Where Have All the Froggies Gone?
Turned to Women, Every One...

Uh oh! According to UC Berkeley scientists, male frogs in the northern prairies are being changed into women frogs by the herbicide atrazine. In one Wyoming pond 92% of the frogs showed signs of "sex reversal." Some of the researchers think this could explain the world's alarming frog deficit (i.e., if they're all women, they'll have a hard time making more frogs). But the leopard frogs, at least, seem to be handling the situation quite well.

So help me, my first thought was that we need to drop atrazine on our misogynistic, Muslim- and/or Arab- supremacist enemies -- the ultimate in ironic weaponry! Then let's move on to Saudi Arabia...


Wednesday, October 30, 2002
 
Where's The Enthusiasm??

One of the dumbest arguments we hear against using force to disarm Iraq is that "the country just doesn't seem enthusiastic about it." Chris Matthews was just spouting that line to Rudy Giuliani on MSNBC's irritating and low rated Hardball. "People accept it but they just aren't getting enthusiastic about it -- not like WW II !"

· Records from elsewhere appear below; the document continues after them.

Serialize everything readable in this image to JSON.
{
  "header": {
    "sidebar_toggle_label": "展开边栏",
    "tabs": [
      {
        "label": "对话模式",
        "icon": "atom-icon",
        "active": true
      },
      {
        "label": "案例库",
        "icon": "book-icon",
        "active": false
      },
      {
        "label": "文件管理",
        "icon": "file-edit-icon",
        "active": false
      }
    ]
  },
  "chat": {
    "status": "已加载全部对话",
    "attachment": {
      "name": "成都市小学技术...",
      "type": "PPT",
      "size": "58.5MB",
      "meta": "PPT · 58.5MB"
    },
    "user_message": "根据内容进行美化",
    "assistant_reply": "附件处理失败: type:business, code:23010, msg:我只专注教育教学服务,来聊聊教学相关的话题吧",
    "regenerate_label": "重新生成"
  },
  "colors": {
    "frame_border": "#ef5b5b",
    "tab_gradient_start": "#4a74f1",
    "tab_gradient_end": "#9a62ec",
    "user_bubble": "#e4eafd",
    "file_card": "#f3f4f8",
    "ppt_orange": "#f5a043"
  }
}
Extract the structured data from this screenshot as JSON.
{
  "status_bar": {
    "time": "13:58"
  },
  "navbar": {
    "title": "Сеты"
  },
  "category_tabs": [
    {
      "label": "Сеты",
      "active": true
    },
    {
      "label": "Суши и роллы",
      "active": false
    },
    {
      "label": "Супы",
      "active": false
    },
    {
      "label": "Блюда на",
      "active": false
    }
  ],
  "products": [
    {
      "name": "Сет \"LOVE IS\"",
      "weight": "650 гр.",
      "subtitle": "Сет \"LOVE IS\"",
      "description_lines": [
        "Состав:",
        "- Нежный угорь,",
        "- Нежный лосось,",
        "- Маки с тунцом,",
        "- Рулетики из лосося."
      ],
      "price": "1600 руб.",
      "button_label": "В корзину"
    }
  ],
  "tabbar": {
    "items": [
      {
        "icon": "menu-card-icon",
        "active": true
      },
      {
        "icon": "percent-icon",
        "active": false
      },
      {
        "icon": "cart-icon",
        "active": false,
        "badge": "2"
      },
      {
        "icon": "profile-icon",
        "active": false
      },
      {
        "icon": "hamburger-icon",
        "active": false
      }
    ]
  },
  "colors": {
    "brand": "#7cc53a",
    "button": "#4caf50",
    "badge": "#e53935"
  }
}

Of course not, and thank you for setting up another straw man to knock down. Nobody's going to be excited about a preventive war! We're fortunate enough this time not to have been attacked first -- the main motivating factor in WW II. Instead, we're actually wise enough (for a change) to deal with this beforehand, a la the Cuban Missile Crisis and what we should have done with Hitler in the '30's.

We were quite hot enough at the start of this Terror War, when almost 3000 of our civillians were killed. And if we let Iraq go for another eleven years, you can be very sure something else much worse will happen to motivate the populace in like fashion. What Matthews and his ilk don't get is that we're trying to avoid that step this time.


 
Funeral Rally

Sen. Paul Wellstone was by all accounts a fine fellow. You know, that rarity in national politics: somebody who actually believes what he's talking about. The last one like that in the Senate was Barry Goldwater -- which tells you how few and far between they are. And you need nutty liberals (just like you need nutty conservatives) just to keep the process interesting.


But having said that, last night's Wellstone funeral service-cum-political rally made my skin crawl the way it used to when Jim and Tammy Bakker begged for money! The absolute low point came when one speaker pleaded with Republicans among the mourners to turn their backs on their party and help Mondale (supposedly endued with the spirit of Paul Wellstone) win! Man, that was shameless. Mondale deserves to loose based on the tackiness of that funeral alone!